Think about what happens to most brokers the moment they hear, “No, we’re fine.”

They don’t have a system for what happens after that sentence, so they treat it like a dead end.

They move on. They don’t follow up with structure. They don’t stay present. They don’t build familiarity. They just keep dialing until they find someone already panicking.

So when you deliberately choose dormant prospects, 100+ groups that are not shopping yet, but are heading there, you immediately step out of the crowded room. You’re not competing with the best brokers. You’re competing with the broker’s attention span. And most of the market loses that competition all by itself.

This is why those projects feel “dormant” at first. They’re dormant because the company hasn’t announced urgency yet. They’re dormant because the internal pressure is still building quietly. They may reject you today and still be a perfect client later. But when the timing shifts – and it will – the game is completely different than in the small-group world. In this tier, it’s rare that someone walks in with a slightly better spreadsheet and simply takes over your project. That’s not how serious employers choose partners. They don’t swap stewardship for a pair of numbers. They swap only when trust breaks or when the broker was never trusted in the first place.

So the doorman strategy isn’t “be patient” as a personality trait. It’s a competitive weapon.

You pick prospects with real upside, you stay present when others disappear, and by the time the company becomes “ready,” you’re not a stranger with a proposal. You’re the familiar expert they already associate with competence – someone they can safely choose and keep.

Did you really make that choice?

With all this talk about 100-plus-life groups and long games, it might sound like I’m criticizing small brokers.

I’m not. Small brokers should exist. They matter. They serve parts of the market that would otherwise be ignored, and they often do real, meaningful work for companies that need hands-on help.

If that’s the business you consciously chose, and you enjoy it, there’s nothing wrong with staying there.

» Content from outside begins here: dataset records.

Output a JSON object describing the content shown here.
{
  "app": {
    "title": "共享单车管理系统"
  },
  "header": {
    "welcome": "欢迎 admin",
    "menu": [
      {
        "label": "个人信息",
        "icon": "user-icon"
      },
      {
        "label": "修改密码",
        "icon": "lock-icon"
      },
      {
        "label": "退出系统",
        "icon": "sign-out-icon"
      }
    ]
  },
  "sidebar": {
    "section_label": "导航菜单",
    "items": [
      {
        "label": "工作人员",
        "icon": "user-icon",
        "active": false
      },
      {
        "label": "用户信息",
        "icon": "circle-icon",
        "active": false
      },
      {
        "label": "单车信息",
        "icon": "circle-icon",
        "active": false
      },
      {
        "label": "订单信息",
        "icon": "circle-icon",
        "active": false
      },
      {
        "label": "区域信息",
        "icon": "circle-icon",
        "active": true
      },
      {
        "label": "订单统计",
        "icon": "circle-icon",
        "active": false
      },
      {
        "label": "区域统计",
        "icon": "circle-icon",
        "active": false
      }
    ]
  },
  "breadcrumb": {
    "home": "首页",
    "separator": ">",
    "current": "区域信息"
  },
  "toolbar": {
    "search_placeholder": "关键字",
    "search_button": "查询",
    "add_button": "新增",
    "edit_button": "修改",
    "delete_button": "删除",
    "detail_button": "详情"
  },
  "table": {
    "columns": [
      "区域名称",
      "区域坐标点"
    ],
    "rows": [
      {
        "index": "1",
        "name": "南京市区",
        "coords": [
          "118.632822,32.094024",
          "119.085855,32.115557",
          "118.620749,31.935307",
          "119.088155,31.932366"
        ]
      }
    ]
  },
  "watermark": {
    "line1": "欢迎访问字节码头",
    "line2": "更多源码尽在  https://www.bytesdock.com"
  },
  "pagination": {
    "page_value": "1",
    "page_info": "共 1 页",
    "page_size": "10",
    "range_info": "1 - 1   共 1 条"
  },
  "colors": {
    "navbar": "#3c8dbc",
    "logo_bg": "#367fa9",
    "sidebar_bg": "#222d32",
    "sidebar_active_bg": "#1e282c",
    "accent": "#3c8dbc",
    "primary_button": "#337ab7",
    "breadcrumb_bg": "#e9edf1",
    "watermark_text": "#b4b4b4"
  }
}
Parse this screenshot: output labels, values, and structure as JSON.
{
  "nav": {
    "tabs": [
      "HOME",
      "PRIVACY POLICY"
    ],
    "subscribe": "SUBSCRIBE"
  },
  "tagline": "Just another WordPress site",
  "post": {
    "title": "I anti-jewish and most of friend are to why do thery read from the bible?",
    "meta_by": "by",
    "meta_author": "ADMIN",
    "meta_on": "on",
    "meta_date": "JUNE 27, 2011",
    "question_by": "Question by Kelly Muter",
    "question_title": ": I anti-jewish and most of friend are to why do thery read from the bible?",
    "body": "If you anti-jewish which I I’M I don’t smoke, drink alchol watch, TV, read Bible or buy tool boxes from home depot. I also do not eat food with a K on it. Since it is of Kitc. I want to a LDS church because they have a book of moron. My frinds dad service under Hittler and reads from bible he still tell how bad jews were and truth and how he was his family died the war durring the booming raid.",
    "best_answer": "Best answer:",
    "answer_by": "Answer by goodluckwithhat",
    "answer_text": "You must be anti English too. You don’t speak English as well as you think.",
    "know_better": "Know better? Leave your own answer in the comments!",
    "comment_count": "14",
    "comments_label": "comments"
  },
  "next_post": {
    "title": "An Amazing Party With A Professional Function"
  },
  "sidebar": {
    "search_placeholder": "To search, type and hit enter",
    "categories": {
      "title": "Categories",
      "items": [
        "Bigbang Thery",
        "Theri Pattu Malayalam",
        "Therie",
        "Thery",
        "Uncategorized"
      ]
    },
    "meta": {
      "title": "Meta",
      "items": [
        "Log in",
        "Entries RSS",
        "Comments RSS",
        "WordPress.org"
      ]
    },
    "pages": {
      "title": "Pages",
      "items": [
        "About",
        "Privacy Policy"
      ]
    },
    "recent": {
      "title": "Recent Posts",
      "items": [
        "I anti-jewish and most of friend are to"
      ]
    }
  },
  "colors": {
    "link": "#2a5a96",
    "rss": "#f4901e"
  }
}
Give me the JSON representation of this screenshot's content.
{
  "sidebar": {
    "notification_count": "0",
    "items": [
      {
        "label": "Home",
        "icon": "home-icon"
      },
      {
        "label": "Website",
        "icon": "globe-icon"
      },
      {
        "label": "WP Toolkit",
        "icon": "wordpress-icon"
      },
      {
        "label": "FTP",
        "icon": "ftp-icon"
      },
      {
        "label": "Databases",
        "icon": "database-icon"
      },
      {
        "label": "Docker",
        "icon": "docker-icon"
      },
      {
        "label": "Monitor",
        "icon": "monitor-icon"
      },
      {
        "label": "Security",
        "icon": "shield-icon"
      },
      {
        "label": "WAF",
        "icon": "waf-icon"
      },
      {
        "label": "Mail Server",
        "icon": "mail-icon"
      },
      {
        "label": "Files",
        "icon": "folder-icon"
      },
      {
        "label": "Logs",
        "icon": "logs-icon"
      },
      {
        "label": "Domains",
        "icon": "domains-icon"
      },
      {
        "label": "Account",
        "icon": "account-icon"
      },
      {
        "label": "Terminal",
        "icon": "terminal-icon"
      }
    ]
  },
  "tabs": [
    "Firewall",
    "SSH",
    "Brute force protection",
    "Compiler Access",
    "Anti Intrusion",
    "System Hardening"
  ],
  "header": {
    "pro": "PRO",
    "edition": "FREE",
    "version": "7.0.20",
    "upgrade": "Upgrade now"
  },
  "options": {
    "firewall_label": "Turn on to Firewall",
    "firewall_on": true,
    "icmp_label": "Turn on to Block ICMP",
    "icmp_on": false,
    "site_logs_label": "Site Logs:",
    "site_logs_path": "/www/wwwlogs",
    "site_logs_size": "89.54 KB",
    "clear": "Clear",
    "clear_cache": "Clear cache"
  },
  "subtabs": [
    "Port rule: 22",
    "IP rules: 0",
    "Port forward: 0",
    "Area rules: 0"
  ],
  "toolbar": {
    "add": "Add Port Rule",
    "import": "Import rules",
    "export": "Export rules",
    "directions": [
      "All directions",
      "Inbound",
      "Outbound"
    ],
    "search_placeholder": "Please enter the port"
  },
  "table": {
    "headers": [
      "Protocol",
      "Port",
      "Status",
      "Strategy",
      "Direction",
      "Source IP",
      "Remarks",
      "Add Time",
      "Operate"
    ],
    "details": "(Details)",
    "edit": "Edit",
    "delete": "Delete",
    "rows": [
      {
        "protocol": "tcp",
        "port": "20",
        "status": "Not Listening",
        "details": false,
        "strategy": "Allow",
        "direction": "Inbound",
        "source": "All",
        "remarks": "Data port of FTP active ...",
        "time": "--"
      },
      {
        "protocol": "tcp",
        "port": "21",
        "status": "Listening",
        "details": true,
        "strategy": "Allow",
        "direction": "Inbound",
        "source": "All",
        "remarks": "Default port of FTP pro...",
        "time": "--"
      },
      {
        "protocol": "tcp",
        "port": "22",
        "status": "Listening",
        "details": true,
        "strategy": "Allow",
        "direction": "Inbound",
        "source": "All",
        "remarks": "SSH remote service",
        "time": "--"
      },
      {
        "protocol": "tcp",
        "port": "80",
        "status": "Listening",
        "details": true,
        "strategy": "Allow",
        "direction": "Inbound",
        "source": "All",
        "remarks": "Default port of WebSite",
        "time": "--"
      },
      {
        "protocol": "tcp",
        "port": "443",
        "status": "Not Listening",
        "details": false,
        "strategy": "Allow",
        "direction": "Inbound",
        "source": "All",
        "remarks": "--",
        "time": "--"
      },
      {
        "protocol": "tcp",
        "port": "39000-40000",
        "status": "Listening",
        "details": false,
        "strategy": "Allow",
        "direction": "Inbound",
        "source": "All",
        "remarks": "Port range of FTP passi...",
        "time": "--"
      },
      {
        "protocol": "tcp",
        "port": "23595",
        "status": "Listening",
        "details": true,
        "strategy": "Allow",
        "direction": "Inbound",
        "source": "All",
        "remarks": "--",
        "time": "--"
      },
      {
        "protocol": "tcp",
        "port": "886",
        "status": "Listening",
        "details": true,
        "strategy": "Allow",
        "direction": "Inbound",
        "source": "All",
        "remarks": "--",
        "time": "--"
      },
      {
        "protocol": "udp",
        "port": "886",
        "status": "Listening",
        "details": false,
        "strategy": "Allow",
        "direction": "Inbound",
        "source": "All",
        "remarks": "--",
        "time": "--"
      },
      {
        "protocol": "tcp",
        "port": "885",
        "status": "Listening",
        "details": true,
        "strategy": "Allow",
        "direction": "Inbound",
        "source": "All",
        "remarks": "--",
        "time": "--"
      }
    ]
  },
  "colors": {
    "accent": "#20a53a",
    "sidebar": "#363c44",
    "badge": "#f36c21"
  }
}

What I do see, over and over, is something else. Brokers don’t usually choose that lane. They fall into it. And when you talk to them long enough, you realize they didn’t sit down one day and decide, “I want to build my entire career around 5-, 10-, 20-life groups.” It just happened. Scripts happened. Cold calling happened.

Someone told them that more calls equal more money, that rejection means move on, that speed is safety. And they ran that model until it quietly became their ceiling.

What’s interesting is that every broker I’ve personally spoken to, Every. Single. One, admits the same thing when you ask the question directly. They would trade ten 20-life groups for one 200-life group without hesitation. Less chaos. Fewer fires. More leverage. They know it. They feel it. Which tells you something important: the issue isn’t capability. It’s conditioning.

The industry trained a generation of brokers to think like telemarketers. Robotic scripts. Volume worship. Arithmetic growth. Work harder, call more, repeat. But this business doesn’t grow arithmetically. It grows geometrically. Standards compound. Positioning compounds. Trust compounds.

If I had believed otherwise,  I would never have landed a 3,600-life group as my first project in healthcare back in 2013. I had no team. No infrastructure. No long résumé in healthcare. On paper, it made no sense.

What made sense to the people across the table was something else. I convinced them of two things.

First, that I would always act in their best interest. And second, that whatever problem came up, I would solve it – no matter the cost.

That was enough. That deal led to the next one. Then PwC. Then the American Chamber of Commerce. Then an G-Airways. And after that, momentum takes over.

That’s the part most brokers never get to – not because they can’t, but because they were never taught to aim there. This isn’t about abandoning small clients. It’s about choosing your trajectory consciously.

Deciding whether you want a business built on volume and urgency, or one built on trust, patience, and scale.

The market will happily let you stay busy forever. Breaking out of that is a decision.

Laser Prospecting is not about avoiding rejection. It's about refusing to let rejection reset your strategy.